Agricultural Research Service

Research Project: CONSERVATION EFFECTS ASSESSMENT FOR THE ST. JOSEPH RIVER WATERSHED Title: Surface Soil Moisture Assimilation with SWAT

Authors
item Han, Eunjin -
item Heathman, Gary
item Merwade, Venkatesh -

Submitted to: Annual International SWAT Conference
Publication Type: Proceedings
Publication Acceptance Date: May 20, 2010
Publication Date: August 4, 2010
Citation: Han, E., Heathman, G.C., Merwade, V. 2010. Surface Soil Moisture Assimilation with SWAT [abstract]. 2010 International Soil Water and Assessment Tool (SWAT) Conference, August 4-6, 2010, Seoul, South Korea. CD ROM.

Interpretive Summary: Improved estimates of soil moisture are critical in the areas of hydrologic, agricultural and environmental modeling because of its role in governing the transfer of energy between the land surface and the atmosphere. Due to current satellite technology, remotely sensed observations of surface soil moisture (5cm) have become increasingly available and often applied in various environmental studies. Certain studies have demonstrated that assimilating observed surface soil moisture into a hydrologic model results in improved predictions of profile soil water content. In this study, the USDA, Agricultural Research Service, Soil Water and Assessment Tool (SWAT) was used to estimate profile soil moisture to better understand how surface soil moisture data assimilation affects various hydrologic processes at the watershed scale. Data assimilation has been traditionally used in meteorology to improve weather forecasting and more recently in an effort to improve predictions of soil moisture status in the soil profile. This approach is based on the assumption that assimilating (or updating) surface soil moisture with measured data, such as remotely sensed data, the hydrologic model would improve estimates of soil water content in the entire profile. We determined how the updated soil water condition with surface measured soil moisture influences model predictions of profile soil water content, runoff and streamflow. Model evaluations were conducted by using time series graphs and standard statistical measures including the correlation coefficient (R), mean bias error (MBE), and root mean square error (RMSE).

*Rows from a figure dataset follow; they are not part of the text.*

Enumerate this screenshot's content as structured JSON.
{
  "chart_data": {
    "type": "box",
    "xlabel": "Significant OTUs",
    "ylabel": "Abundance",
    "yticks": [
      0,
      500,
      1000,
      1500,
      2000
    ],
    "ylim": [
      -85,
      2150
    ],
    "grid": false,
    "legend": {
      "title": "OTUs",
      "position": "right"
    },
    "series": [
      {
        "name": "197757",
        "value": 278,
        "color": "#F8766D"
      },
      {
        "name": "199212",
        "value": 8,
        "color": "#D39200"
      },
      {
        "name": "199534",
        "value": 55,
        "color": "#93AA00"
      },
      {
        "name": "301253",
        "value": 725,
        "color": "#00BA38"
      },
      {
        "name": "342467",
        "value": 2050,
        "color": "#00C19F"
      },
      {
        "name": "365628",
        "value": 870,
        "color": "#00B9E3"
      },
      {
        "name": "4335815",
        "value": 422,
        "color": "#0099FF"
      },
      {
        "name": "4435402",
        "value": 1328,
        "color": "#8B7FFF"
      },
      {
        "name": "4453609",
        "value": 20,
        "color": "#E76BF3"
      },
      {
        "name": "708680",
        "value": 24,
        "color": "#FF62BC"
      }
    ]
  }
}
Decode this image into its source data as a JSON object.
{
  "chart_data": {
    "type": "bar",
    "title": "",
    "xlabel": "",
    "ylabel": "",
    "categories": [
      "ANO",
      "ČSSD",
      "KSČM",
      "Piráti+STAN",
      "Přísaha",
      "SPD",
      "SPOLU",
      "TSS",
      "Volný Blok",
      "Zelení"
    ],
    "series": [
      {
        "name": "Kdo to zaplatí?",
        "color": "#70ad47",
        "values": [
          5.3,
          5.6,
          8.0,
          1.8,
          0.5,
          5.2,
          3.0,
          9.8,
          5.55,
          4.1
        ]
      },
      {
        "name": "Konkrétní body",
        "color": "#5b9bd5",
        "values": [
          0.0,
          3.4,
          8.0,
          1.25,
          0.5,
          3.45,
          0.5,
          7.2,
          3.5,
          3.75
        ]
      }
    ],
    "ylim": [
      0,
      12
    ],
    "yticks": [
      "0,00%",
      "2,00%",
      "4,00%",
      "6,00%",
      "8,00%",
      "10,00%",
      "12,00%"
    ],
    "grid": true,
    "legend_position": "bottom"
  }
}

Technical Abstract: Soil moisture is one of the most critical state variables in hydrologic modeling. Certain studies have demonstrated that assimilating observed surface soil moisture into a hydrologic model results in improved predictions of profile soil water content. With the Soil and Water Assessment Tool (SWAT), however, there is a lack of investigative research as to how the spatial variability of inputs affect the potential capability of data assimilation techniques, especially the assimilation of remotely sensed surface soil moisture data. Therefore, a synthetic experiment is performed to better understand how soil moisture data assimilation affects various hydrologic processes in the model at the watershed scale. The study area for this work is the Upper Cedar Creek Watershed (UCCW) which is located in the St. Joseph Watershed in northeastern Indiana. In the UCCW, the USDA, Agricultural Research Service National Soil Erosion Research Laboratory (NSERL) maintains a hydrometerological network where five years of precipitation and soil moisture data are available. The model is first run with rainfall data from the National Climatic Data Center (NCDC) and the NSERL raingauge network to represent the “true” state. Subsequently, the model is run for the same time period with an intentionally poor set of initial conditions and “limited” forcing data. Instead of using all available rainfall data from data sources, simulation was performed using only the NCDC data. These “limited” inputs are to represent our imperfect knowledge of the true hydrologic processes. By limiting precipitation input, which is the driving force of soil moisture and streamflow, while keeping other model parameters unchanged, we determined how the updated soil water condition with surface measured soil moisture influences model predictions of profile soil water content, runoff and streamflow. Model evaluations were conducted by using time series graphs and standard statistical measures including the correlation coefficient (R), mean bias error (MBE), and root mean square error (RMSE).